Al Pacino had a sinfully good time playing the biggest bad in The Devil’s Advocate
Watch This offers movie recommendations inspired by new releases, premieres, current events, or occasionally just our own inscrutable whims. This week: With Cruella coming to theaters and Disney+, we’re looking at some of our favorite extravagant and over-the-top villains from film history.
The Devil’s Advocate (1997)
It may be hard to believe now, basking in the joy of Al Pacino’s recent performances in The Irishman and Once Upon A Time… In Hollywood, but there was a time in the 1990s when his gifts for hammy bombast were regarded with a stern wariness. After winning an overdue Oscar for, yes, hammy bombast personified in Scent Of A Woman, Pacino went on a watchlist, with critics and fans ready to flag every sinful indulgence of his more outsized actorly tendencies.

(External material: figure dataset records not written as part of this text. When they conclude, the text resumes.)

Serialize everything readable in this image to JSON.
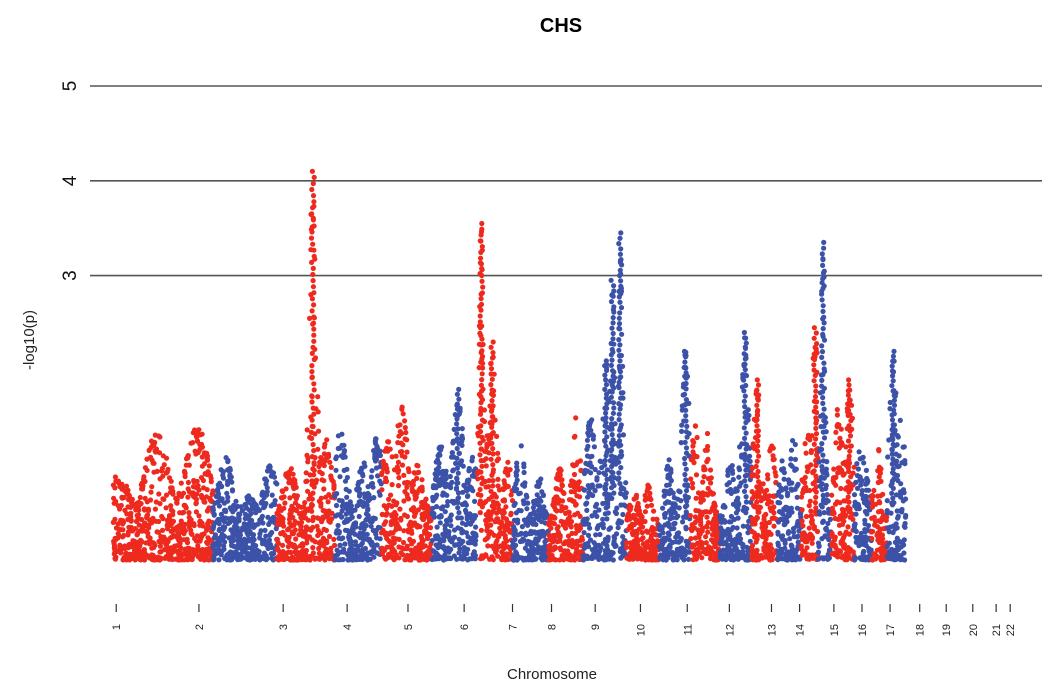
{
  "chart_data": {
    "type": "scatter",
    "title": "CHS",
    "xlabel": "Chromosome",
    "ylabel": "-log10(p)",
    "ylim": [
      0,
      5
    ],
    "yticks": [
      3,
      4,
      5
    ],
    "grid": "horizontal reference lines at y = 3, 4, 5",
    "legend": "none",
    "colors": [
      "#ee2a1f",
      "#3c52a8"
    ],
    "chromosomes": [
      "1",
      "2",
      "3",
      "4",
      "5",
      "6",
      "7",
      "8",
      "9",
      "10",
      "11",
      "12",
      "13",
      "14",
      "15",
      "16",
      "17",
      "18",
      "19",
      "20",
      "21",
      "22"
    ],
    "segments": [
      {
        "start": 0.0,
        "end": 6.4,
        "color": "#ee2a1f",
        "base": 0.45,
        "peaks": [
          [
            0.3,
            0.9
          ],
          [
            2.8,
            1.35
          ],
          [
            5.4,
            1.45
          ],
          [
            6.2,
            0.85
          ]
        ]
      },
      {
        "start": 6.4,
        "end": 10.5,
        "color": "#3c52a8",
        "base": 0.4,
        "peaks": [
          [
            7.2,
            1.1
          ],
          [
            8.7,
            0.7
          ],
          [
            10.1,
            1.05
          ]
        ]
      },
      {
        "start": 10.5,
        "end": 14.2,
        "color": "#ee2a1f",
        "base": 0.45,
        "peaks": [
          [
            11.3,
            1.0
          ],
          [
            12.8,
            4.1
          ],
          [
            13.6,
            1.3
          ]
        ]
      },
      {
        "start": 14.2,
        "end": 17.2,
        "color": "#3c52a8",
        "base": 0.45,
        "peaks": [
          [
            14.6,
            1.45
          ],
          [
            16.0,
            1.05
          ],
          [
            16.9,
            1.3
          ]
        ]
      },
      {
        "start": 17.2,
        "end": 20.4,
        "color": "#ee2a1f",
        "base": 0.5,
        "peaks": [
          [
            17.6,
            1.35
          ],
          [
            18.5,
            1.65
          ],
          [
            19.5,
            1.0
          ]
        ]
      },
      {
        "start": 20.4,
        "end": 23.3,
        "color": "#3c52a8",
        "base": 0.5,
        "peaks": [
          [
            21.0,
            1.3
          ],
          [
            22.1,
            1.8
          ],
          [
            23.0,
            1.1
          ]
        ]
      },
      {
        "start": 23.3,
        "end": 25.6,
        "color": "#ee2a1f",
        "base": 0.5,
        "peaks": [
          [
            23.6,
            3.55
          ],
          [
            24.3,
            2.3
          ],
          [
            25.3,
            1.05
          ]
        ]
      },
      {
        "start": 25.6,
        "end": 27.9,
        "color": "#3c52a8",
        "base": 0.45,
        "peaks": [
          [
            26.1,
            1.3
          ],
          [
            27.3,
            0.9
          ]
        ]
      },
      {
        "start": 27.9,
        "end": 30.1,
        "color": "#ee2a1f",
        "base": 0.45,
        "peaks": [
          [
            28.6,
            1.0
          ],
          [
            29.7,
            1.6
          ]
        ]
      },
      {
        "start": 30.1,
        "end": 32.3,
        "color": "#3c52a8",
        "base": 0.65,
        "peaks": [
          [
            30.6,
            1.55
          ],
          [
            31.6,
            2.1
          ],
          [
            32.0,
            2.95
          ]
        ]
      },
      {
        "start": 32.3,
        "end": 32.9,
        "color": "#3c52a8",
        "base": 0.75,
        "peaks": [
          [
            32.5,
            3.45
          ]
        ]
      },
      {
        "start": 32.9,
        "end": 35.0,
        "color": "#ee2a1f",
        "base": 0.4,
        "peaks": [
          [
            33.4,
            0.75
          ],
          [
            34.3,
            0.8
          ]
        ]
      },
      {
        "start": 35.0,
        "end": 37.0,
        "color": "#3c52a8",
        "base": 0.45,
        "peaks": [
          [
            35.6,
            1.1
          ],
          [
            36.7,
            2.2
          ]
        ]
      },
      {
        "start": 37.0,
        "end": 38.9,
        "color": "#ee2a1f",
        "base": 0.45,
        "peaks": [
          [
            37.3,
            1.45
          ],
          [
            38.1,
            1.35
          ]
        ]
      },
      {
        "start": 38.9,
        "end": 40.9,
        "color": "#3c52a8",
        "base": 0.5,
        "peaks": [
          [
            39.6,
            1.1
          ],
          [
            40.5,
            2.4
          ]
        ]
      },
      {
        "start": 40.9,
        "end": 42.6,
        "color": "#ee2a1f",
        "base": 0.45,
        "peaks": [
          [
            41.3,
            1.9
          ],
          [
            42.2,
            1.3
          ]
        ]
      },
      {
        "start": 42.6,
        "end": 44.1,
        "color": "#3c52a8",
        "base": 0.4,
        "peaks": [
          [
            42.9,
            1.05
          ],
          [
            43.6,
            1.35
          ]
        ]
      },
      {
        "start": 44.1,
        "end": 45.2,
        "color": "#ee2a1f",
        "base": 0.55,
        "peaks": [
          [
            44.5,
            1.55
          ],
          [
            45.0,
            2.45
          ]
        ]
      },
      {
        "start": 45.2,
        "end": 46.0,
        "color": "#3c52a8",
        "base": 0.5,
        "peaks": [
          [
            45.5,
            3.35
          ]
        ]
      },
      {
        "start": 46.0,
        "end": 47.5,
        "color": "#ee2a1f",
        "base": 0.45,
        "peaks": [
          [
            46.5,
            1.65
          ],
          [
            47.2,
            1.9
          ]
        ]
      },
      {
        "start": 47.5,
        "end": 48.6,
        "color": "#3c52a8",
        "base": 0.45,
        "peaks": [
          [
            47.9,
            1.35
          ],
          [
            48.3,
            0.95
          ]
        ]
      },
      {
        "start": 48.6,
        "end": 49.6,
        "color": "#ee2a1f",
        "base": 0.45,
        "peaks": [
          [
            49.0,
            1.2
          ]
        ]
      },
      {
        "start": 49.6,
        "end": 50.8,
        "color": "#3c52a8",
        "base": 0.6,
        "peaks": [
          [
            50.0,
            2.2
          ],
          [
            50.5,
            1.5
          ]
        ]
      }
    ],
    "chrom_tick_positions": [
      0.2,
      5.5,
      10.9,
      15.0,
      18.9,
      22.5,
      25.6,
      28.1,
      30.9,
      33.8,
      36.8,
      39.5,
      42.2,
      44.0,
      46.2,
      48.0,
      49.8,
      51.7,
      53.4,
      55.1,
      56.6,
      57.5
    ],
    "x_range": [
      -0.2,
      58.0
    ]
  }
}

Accordingly, 1997 found his quiet (and excellent) performance in Donnie Brasco embraced, while his work in The Devil’s Advocate was—to some degree—condemned. Like Brasco, Devil’s Advocate pairs Pacino with a younger, Gen-X actor, often in a series of walk-and-talks where he gives his young costar the lay of the land. Here, Pacino’s would-be mentee is Kevin Lomax (Keanu Reeves), a prodigiously talented lawyer from Florida, courted by John Milton (Pacino), the head of a high-powered New York law firm. As it turns out, Pacino is actually playing Satan. A non-metaphorical, non-subtextual Old Scratch.

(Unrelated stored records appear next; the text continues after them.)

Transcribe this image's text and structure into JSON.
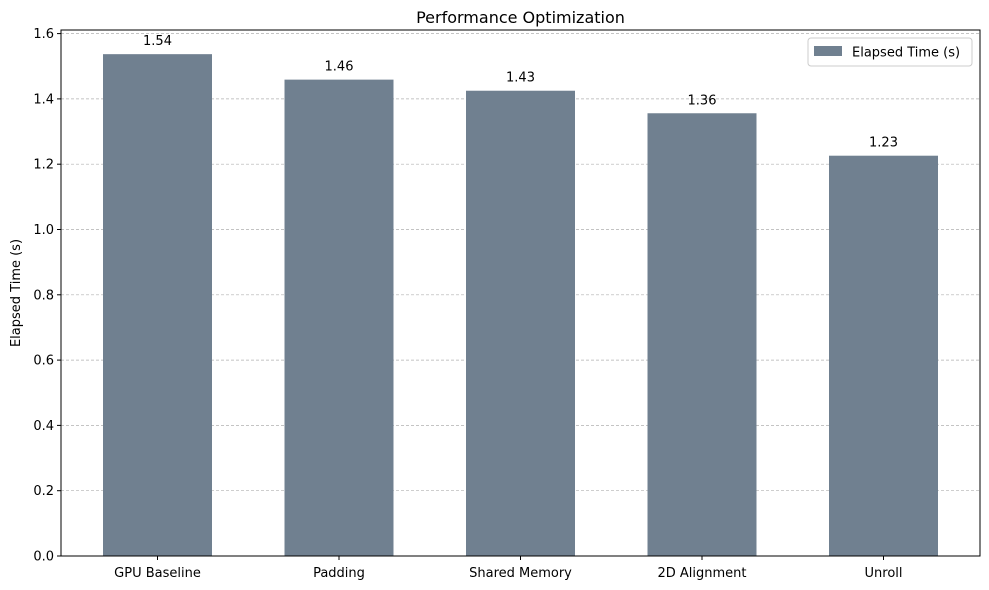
{
  "chart_data": {
    "type": "bar",
    "title": "Performance Optimization",
    "xlabel": "",
    "ylabel": "Elapsed Time (s)",
    "categories": [
      "GPU Baseline",
      "Padding",
      "Shared Memory",
      "2D Alignment",
      "Unroll"
    ],
    "series": [
      {
        "name": "Elapsed Time (s)",
        "values": [
          1.537,
          1.459,
          1.425,
          1.356,
          1.226
        ],
        "labels": [
          "1.54",
          "1.46",
          "1.43",
          "1.36",
          "1.23"
        ],
        "color": "#708090"
      }
    ],
    "ylim": [
      0,
      1.6
    ],
    "yticks": [
      "0.0",
      "0.2",
      "0.4",
      "0.6",
      "0.8",
      "1.0",
      "1.2",
      "1.4",
      "1.6"
    ],
    "ytick_values": [
      0,
      0.2,
      0.4,
      0.6,
      0.8,
      1.0,
      1.2,
      1.4,
      1.6
    ],
    "grid": "y-dashed",
    "legend_position": "top-right"
  }
}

Inevitably, this means Pacino will rant and holler with fiery impunity. With this in mind, the movie, paced with the leisurely, luxury-class confidence of the John Grisham adaptations it shamelessly literalizes, holds Pacino back slightly. He doesn’t speak until the 20-minute mark, and for a while turns up occasionally, as Lomax wrestles with his conscience and spars with his wife Mary Ann (Charlize Theron), who does not take to a life of Manhattan-housewife leisure. “I’m a surprise,” Milton tells Lomax at one point, expounding on his strength as a lawyer. “They don’t see me coming.” Quite the contrary, though: The precise pleasure of The Devil’s Advocate is that the audience does see him coming—even if the trailers didn’t spoil Milton’s identity, the title does—and has to wait a while for Pacino to reveal his full demonic splendor.